Kurz nach Wiederbeginn hatte Lang das 0:2 auf dem Fuß. Ebner ließ sich den Ball abluchsen, Lang schaltete schnell, aber brachte das Leder aus neun Metern nicht im Tor unter (50.). Die Karether kämpften und rackerten weiter unermüdlich, wollten keinen Zweikampf verlieren. Die Belohnung folgte in der 58. Minute: Fuchs konnte Vogls Freistoß aus dem Halbfeld nicht aufnehmen, Matthias Brunnbauer stand goldrichtig und köpfte mühelos ein. Die Heimelf hatte nun eine gute Phase, sah sich zehn Minuten später aber erneut in Rückstand. Und wieder verteilte die Hintermannschaft Geschenke: diesmal klärte Schottenloher nicht entscheidend, Florian Fischer eroberte sich den Ball und haute ihn kompromisslos in rechte, lange Eck (67.).

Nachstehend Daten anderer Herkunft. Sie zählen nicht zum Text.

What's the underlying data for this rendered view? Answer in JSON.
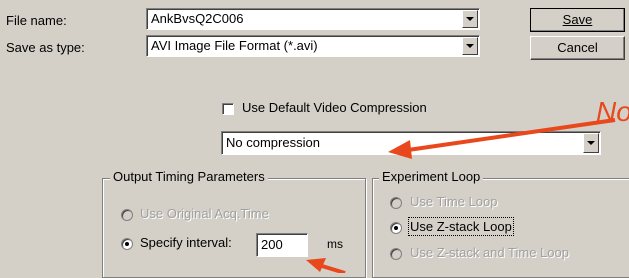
{
  "file_name": {
    "label": "File name:",
    "value": "AnkBvsQ2C006"
  },
  "save_as_type": {
    "label": "Save as type:",
    "value": "AVI Image File Format (*.avi)"
  },
  "buttons": {
    "save": "Save",
    "cancel": "Cancel"
  },
  "video": {
    "use_default_label": "Use Default Video Compression",
    "use_default_checked": false,
    "compression_value": "No compression"
  },
  "output_timing": {
    "title": "Output Timing Parameters",
    "use_original_label": "Use Original Acq.Time",
    "specify_interval_label": "Specify interval:",
    "interval_value": "200",
    "unit": "ms",
    "selected": "specify_interval"
  },
  "experiment_loop": {
    "title": "Experiment Loop",
    "use_time_loop": "Use Time Loop",
    "use_z_stack": "Use Z-stack Loop",
    "use_z_stack_and_time": "Use Z-stack and Time Loop",
    "selected": "use_z_stack"
  },
  "annotation": {
    "text": "No",
    "color": "#e8481c"
  },
  "icons": {
    "dropdown": "chevron-down-icon"
  }
}
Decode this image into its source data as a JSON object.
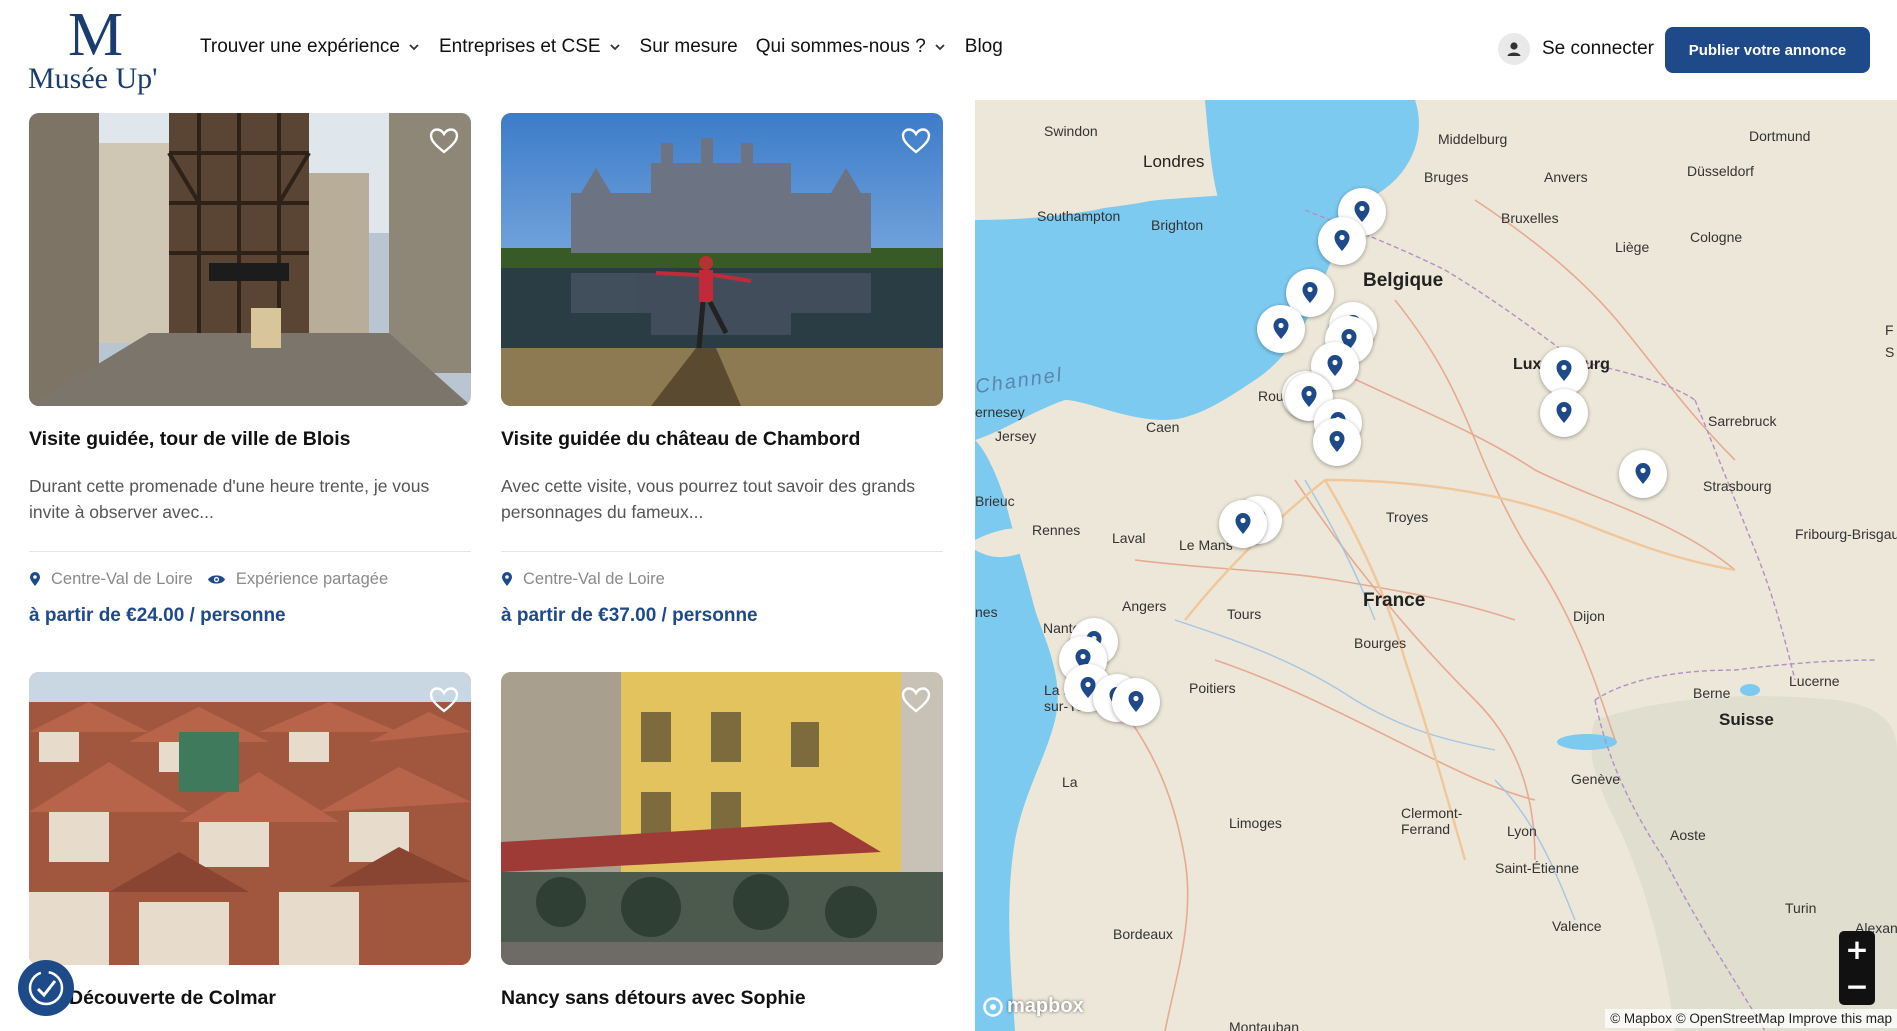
{
  "header": {
    "logo_text": "Musée Up'",
    "logo_mark": "M",
    "nav": [
      {
        "label": "Trouver une expérience",
        "dropdown": true
      },
      {
        "label": "Entreprises et CSE",
        "dropdown": true
      },
      {
        "label": "Sur mesure",
        "dropdown": false
      },
      {
        "label": "Qui sommes-nous ?",
        "dropdown": true
      },
      {
        "label": "Blog",
        "dropdown": false
      }
    ],
    "login_label": "Se connecter",
    "publish_label": "Publier votre annonce"
  },
  "listings": [
    {
      "title": "Visite guidée, tour de ville de Blois",
      "description": "Durant cette promenade d'une heure trente, je vous invite à observer avec...",
      "region": "Centre-Val de Loire",
      "shared": "Expérience partagée",
      "price": "à partir de €24.00 / personne"
    },
    {
      "title": "Visite guidée du château de Chambord",
      "description": "Avec cette visite, vous pourrez tout savoir des grands personnages du fameux...",
      "region": "Centre-Val de Loire",
      "price": "à partir de €37.00 / personne"
    },
    {
      "title": "Découverte de Colmar"
    },
    {
      "title": "Nancy sans détours avec Sophie"
    }
  ],
  "map": {
    "countries": [
      "France",
      "Belgique",
      "Luxembourg",
      "Suisse"
    ],
    "sea": "Channel",
    "cities": [
      "Swindon",
      "Londres",
      "Southampton",
      "Brighton",
      "Middelburg",
      "Dortmund",
      "Bruges",
      "Anvers",
      "Düsseldorf",
      "Bruxelles",
      "Cologne",
      "Liège",
      "Rouen",
      "Caen",
      "Jersey",
      "ernesey",
      "Sarrebruck",
      "Strasbourg",
      "Fribourg-Brisgau",
      "Rennes",
      "Laval",
      "Le Mans",
      "Troyes",
      "Brieuc",
      "Angers",
      "Tours",
      "Nantes",
      "Dijon",
      "Bourges",
      "La Roche-sur-Yon",
      "Poitiers",
      "Berne",
      "Lucerne",
      "Genève",
      "Limoges",
      "Clermont-Ferrand",
      "Lyon",
      "Aoste",
      "Saint-Étienne",
      "Turin",
      "Valence",
      "Bordeaux",
      "Alexandr",
      "Montauban",
      "nes",
      "La",
      "F",
      "S"
    ],
    "zoom_in": "+",
    "zoom_out": "−",
    "logo": "mapbox",
    "attribution": "© Mapbox © OpenStreetMap  Improve this map"
  },
  "colors": {
    "brand": "#1e4a8a",
    "water": "#7ccaf0",
    "land": "#ece7d8"
  }
}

Kareth gab sich noch nicht auf und warf nun, gerade nachdem Abbachs Schröppel Gelb-Rot gesehen hatte (78.), alles nach vorne. Mit Erfolg: Fuchs' Faustabwehr landete vor den Füßen von Maximilian Vogl, der das Spielgerät aus 18 Metern wunderschön in den rechten Knick schlenzte (84.) – alles wieder auf Null gestellt. Doch dieses Spiel hatte noch eine Pointe. Die 92. Minute: Vogls Freistoß aus dem Halbfeld titschte kurz vor dem Tor nochmal auf, Fuchs sah nicht gut aus, und der Ball lag im Netz.

Sepp Schuderer konnte seine Glück nach dem Spiel kaum in Worte fassen. „So, wie die Mannschaft heute aufgetreten ist, hat sie sich das verdient. Auch wenn ein Unentschieden über die 90 Minuten gerechter gewesen wäre". Für einen seiner Schützlinge hatte der Trainer noch ein Sonderlob parat: „Max Vogl war wie aufgedreht, der absolute Matchwinner heute".